Colombia: The central bank left its overnight lending rate unchanged at 9.25 percent, matching the median forecast in a survey by Bloomberg News. Policy makers attributed their decision in part to slowing inflation in September, led by food prices.
The yield on Colombia's benchmark 11 percent bond due July 2020 fell 6 basis points to 10.22 percent, according to the central bank. A basis point is 0.01 percentage point.
The peso rose 0.8 percent to 2007.5 per dollar.
Mexico: The central bank unexpectedly raised its benchmark rate a quarter-percentage point to 7.5 percent and said inflation will take longer to retreat than policy makers previously estimated. Twenty-two of 29 economists surveyed by Bloomberg had expected the central bank to leave rates unchanged.

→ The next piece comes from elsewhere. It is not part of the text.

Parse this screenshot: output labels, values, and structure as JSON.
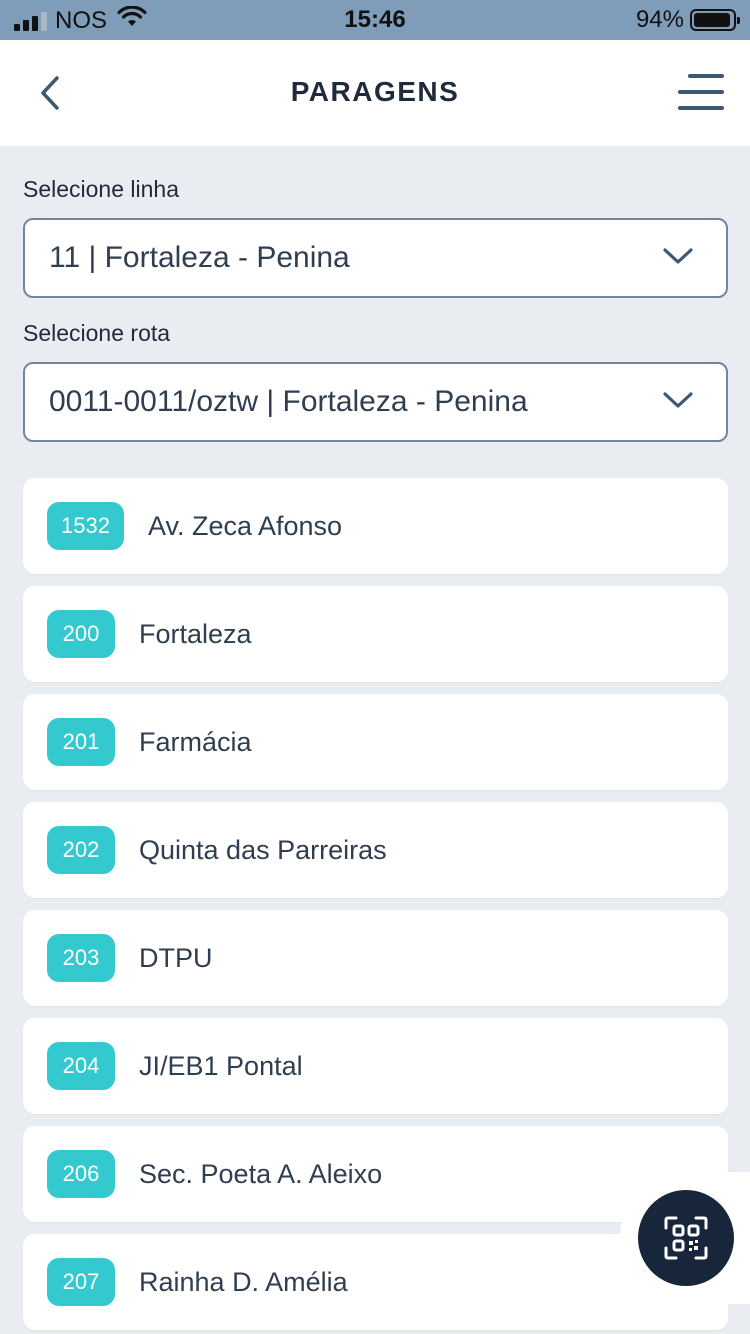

The yield on the 7.25 peso-denominated bonds due in December 2016 rose 1 basis point to 7.86 percent, according to Banco Santander SA.
Mexico's peso rose 0.7 percent to 10.7345 per dollar.
Peru: The economy will grow 7.5 percent this year on surging construction and agricultural exports, Dionisio Romero Seminario, chairman of Peruvian financial holding Credicorp and Peru's richest man, told reporters in Lima Oct. 26.
The yield on Peru's 8.6 percent bonds maturing August 2017 fell 2 basis points to 6.31 percent, according to Citibank Peru.
The sol gained 0.1 percent to 3.0145 soles per dollar, close to a nine-year high.